C’est à Paris, sur le lieu de « L’atelier des mots, des pas et des curiosités » qu’Éric Poindron – organisateur de ces soirées littéraires et artistiques – a accepté de répondre à nos questions. Auteur, éditeur, érudit, marcheur, bon vivant, champenois, Éric Poindron aime à dire qu’il s’amuse de ses multiples vies. De son goût pour l’insolite en passant par son amour des fantômes, un seul entretien n’aurait pas été suffisant pour évoquer les nombreux centres d’intérêts d’un homme guidé par sa curiosité. Une curiosité qui le pousse chaque jeudi à inviter un auteur, un éditeur, un artiste ou encore un aventurier pour partager idées et vécu le temps d’une soirée où le tutoiement s’installe naturellement.

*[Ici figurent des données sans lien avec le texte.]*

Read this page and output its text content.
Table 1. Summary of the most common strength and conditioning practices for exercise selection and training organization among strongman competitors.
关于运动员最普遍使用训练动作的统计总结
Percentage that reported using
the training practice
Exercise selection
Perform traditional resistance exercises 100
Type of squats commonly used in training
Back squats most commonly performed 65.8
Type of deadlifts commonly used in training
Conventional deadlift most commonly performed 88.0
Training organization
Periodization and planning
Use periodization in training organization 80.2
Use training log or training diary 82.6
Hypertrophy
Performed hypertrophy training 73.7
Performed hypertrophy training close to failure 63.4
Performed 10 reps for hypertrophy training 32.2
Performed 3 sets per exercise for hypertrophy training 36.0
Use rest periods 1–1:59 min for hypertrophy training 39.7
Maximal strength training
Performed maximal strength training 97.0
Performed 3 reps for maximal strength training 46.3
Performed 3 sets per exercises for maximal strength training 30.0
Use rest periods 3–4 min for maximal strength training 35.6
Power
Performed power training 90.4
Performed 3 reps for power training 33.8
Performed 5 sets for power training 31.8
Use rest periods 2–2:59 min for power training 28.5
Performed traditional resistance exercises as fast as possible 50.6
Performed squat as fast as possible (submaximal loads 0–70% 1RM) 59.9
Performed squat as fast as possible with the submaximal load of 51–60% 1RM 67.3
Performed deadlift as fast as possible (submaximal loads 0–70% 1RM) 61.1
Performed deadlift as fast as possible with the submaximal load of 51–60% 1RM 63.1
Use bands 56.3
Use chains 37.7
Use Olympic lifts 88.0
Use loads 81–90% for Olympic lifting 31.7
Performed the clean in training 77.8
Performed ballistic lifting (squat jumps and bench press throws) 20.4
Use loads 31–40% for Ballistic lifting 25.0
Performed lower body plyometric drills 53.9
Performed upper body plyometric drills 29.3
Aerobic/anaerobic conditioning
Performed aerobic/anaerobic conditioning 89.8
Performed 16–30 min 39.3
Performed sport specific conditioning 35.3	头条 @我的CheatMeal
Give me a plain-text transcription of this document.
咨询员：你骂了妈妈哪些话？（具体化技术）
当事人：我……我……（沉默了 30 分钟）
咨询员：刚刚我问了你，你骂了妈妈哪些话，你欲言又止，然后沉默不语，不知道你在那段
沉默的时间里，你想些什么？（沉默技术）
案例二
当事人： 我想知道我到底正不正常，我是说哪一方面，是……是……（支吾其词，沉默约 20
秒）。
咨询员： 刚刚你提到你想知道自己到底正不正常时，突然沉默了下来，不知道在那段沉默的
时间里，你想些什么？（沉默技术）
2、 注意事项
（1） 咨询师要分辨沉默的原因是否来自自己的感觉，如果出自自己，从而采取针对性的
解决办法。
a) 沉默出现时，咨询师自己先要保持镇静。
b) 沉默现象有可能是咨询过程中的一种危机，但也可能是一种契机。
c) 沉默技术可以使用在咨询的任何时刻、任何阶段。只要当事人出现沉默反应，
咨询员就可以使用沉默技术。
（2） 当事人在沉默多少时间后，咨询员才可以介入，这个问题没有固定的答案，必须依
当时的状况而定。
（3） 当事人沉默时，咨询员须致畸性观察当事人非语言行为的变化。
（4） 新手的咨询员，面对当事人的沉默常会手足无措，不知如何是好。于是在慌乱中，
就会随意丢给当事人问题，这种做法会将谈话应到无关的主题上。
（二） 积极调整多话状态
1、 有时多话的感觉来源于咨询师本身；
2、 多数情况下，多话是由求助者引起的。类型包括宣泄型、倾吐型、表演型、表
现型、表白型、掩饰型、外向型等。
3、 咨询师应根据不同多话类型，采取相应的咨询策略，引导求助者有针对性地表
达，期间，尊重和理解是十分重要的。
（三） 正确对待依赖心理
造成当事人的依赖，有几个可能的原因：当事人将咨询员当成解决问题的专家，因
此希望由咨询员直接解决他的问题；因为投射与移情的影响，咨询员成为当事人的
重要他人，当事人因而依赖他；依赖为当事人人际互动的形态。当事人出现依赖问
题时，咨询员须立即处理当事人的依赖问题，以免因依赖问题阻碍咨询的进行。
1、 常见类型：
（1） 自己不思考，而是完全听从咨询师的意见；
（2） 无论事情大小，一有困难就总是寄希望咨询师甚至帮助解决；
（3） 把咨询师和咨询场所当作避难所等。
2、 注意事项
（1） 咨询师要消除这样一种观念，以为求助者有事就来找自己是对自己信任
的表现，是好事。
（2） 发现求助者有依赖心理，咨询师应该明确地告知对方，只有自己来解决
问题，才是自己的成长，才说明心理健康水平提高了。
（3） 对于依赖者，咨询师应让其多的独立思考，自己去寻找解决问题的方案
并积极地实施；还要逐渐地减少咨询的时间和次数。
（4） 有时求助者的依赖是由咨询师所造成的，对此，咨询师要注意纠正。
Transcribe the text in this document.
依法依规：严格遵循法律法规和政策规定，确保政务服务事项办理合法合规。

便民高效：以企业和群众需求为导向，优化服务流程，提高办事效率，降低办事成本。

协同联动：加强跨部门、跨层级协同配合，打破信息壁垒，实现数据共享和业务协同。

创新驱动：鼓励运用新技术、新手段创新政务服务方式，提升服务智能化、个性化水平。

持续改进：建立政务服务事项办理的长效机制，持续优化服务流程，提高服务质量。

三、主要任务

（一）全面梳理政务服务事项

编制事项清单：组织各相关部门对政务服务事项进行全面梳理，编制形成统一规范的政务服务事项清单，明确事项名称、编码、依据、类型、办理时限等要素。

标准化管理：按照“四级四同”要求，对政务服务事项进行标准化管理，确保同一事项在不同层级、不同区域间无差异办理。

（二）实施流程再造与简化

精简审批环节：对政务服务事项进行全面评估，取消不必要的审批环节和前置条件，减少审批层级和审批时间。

D’où te vient cette passion pour la curiosité ?
Réponse longue ou réponse courte ? Je crois que je suis un jeune homme de la campagne et les deux mots qui m’intéressaient vers 10 ans étaient « érudition » et « curiosité ». Je voulais être cet homme curieux. Pour moi, l’homme curieux est celui qui n’a aucune attache, aucune contrainte et qui socialement n’est pas lié à quelque chose. Il peut être riche ou infortuné, en désarroi ou en optimisme mais qui va à chaque fois s’en sortir. La curiosité c’est la fraternité. C’est l’ami autant que la pierre que l’on va trouver dans le chemin, le livre que l’on va dénicher… Tout ça forme une espèce d’optimisme de très bel aloi.
La curiosité est donc plus qu’un goût pour toi, c’est l’orientation de ta vie ?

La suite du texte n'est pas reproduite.